An advisory panel to the US Food and Drug Administration (FDA) has backed Novo Nordisk's obesity drug Saxenda.
With 14-1 votes, the FDA committee concluded that the benefit-risk assessment of the drug was favourable for individuals with severe weight problems, the Danish group said.
The US regulator typically follows the advice of its panels and will make its decision on 20 October.
"We look forward to working with the FDA as they complete their review of Saxenda," Novo Nordisk chief science officer Mads Krogsgaard Thomsen said in a statement.
"Obesity is a serious public health issue in the US and we are committed to making Saxenda a new treatment option for adults with obesity," he added.
The decision was expected by analysts after trial data showed that 60 percent of patients given a daily 3 milligram injection achieved five-percent weight loss, according to an FDA report released earlier this week.
Saxenda contains the same active ingredient as diabetes treatment Victoza but in a lower dose.

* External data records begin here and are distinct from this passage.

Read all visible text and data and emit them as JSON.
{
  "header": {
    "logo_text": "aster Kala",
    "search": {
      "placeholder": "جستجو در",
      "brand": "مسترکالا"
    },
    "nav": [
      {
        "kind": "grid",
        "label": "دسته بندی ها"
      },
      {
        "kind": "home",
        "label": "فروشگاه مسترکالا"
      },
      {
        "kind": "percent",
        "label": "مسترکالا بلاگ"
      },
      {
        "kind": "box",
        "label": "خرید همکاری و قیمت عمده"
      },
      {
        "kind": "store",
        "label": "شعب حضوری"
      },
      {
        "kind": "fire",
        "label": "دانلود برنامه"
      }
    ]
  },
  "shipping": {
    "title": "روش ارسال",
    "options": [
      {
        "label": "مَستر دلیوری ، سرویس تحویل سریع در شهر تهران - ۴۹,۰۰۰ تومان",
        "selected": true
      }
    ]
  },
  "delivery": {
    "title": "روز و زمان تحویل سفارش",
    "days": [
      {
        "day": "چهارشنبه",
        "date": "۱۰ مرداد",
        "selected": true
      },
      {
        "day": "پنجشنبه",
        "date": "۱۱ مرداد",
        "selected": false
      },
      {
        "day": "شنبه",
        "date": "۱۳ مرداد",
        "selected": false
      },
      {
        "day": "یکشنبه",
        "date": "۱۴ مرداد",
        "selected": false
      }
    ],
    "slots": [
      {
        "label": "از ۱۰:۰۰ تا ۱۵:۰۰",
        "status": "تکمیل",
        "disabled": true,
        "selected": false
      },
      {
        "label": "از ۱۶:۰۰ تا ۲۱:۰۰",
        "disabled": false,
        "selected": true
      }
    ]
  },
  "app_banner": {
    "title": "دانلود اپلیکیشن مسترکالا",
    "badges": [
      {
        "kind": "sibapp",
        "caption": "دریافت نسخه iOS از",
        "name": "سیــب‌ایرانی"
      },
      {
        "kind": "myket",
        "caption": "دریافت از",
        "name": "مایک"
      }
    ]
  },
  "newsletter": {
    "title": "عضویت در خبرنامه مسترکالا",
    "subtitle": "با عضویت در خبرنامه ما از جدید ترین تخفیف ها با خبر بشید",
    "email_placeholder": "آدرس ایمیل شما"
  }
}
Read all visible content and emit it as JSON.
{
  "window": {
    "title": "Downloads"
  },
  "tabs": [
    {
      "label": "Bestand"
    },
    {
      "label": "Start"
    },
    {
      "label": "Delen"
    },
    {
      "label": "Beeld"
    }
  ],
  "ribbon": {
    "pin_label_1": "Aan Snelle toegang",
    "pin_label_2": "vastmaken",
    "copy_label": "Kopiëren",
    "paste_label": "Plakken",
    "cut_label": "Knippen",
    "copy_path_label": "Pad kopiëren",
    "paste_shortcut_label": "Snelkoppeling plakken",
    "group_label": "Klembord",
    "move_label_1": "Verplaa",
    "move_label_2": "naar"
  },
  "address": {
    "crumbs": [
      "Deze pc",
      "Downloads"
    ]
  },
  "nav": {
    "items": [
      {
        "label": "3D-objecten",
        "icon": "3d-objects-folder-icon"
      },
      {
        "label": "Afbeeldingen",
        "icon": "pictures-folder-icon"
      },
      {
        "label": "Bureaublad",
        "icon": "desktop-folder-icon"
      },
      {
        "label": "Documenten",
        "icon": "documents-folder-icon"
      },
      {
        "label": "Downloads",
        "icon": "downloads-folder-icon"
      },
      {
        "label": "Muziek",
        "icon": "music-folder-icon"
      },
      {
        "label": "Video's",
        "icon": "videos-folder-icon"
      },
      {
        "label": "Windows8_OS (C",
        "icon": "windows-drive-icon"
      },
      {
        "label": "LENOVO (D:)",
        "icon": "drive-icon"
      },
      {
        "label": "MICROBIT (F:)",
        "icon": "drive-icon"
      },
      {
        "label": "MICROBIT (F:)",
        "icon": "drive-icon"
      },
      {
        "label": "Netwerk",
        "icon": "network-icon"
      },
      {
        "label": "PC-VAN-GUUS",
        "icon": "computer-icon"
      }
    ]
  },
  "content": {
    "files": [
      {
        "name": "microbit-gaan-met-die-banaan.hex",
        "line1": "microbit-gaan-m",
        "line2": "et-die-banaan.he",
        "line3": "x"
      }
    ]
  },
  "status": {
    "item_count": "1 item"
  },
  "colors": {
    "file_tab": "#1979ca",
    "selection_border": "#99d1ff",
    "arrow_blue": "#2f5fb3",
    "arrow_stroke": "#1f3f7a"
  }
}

The active substance, liraglutide, suppresses hunger by imitating a naturally occurring human hormone known as GLP-1, which is released from the gut in response to eating.
Novo Nordisk has been under pressure in the US market where it faces competition from generic drugs and after it lost two contracts with US health benefit manager Express Scripts.
About 35 percent of adult Americans, or about 100 million people, live with obesity, according to the Danish company.
However, sales of two similar anti-obesity drugs launched in the US in 2012 -- the first two in over a decade -- have been disappointing due to limited insurance coverage and a lukewarm reception by doctors and patients.
Shares in Novo Nordisk were up by three percent in mid-afternoon trading on the Copenhagen stock market, where the main index was 1.1 percent higher.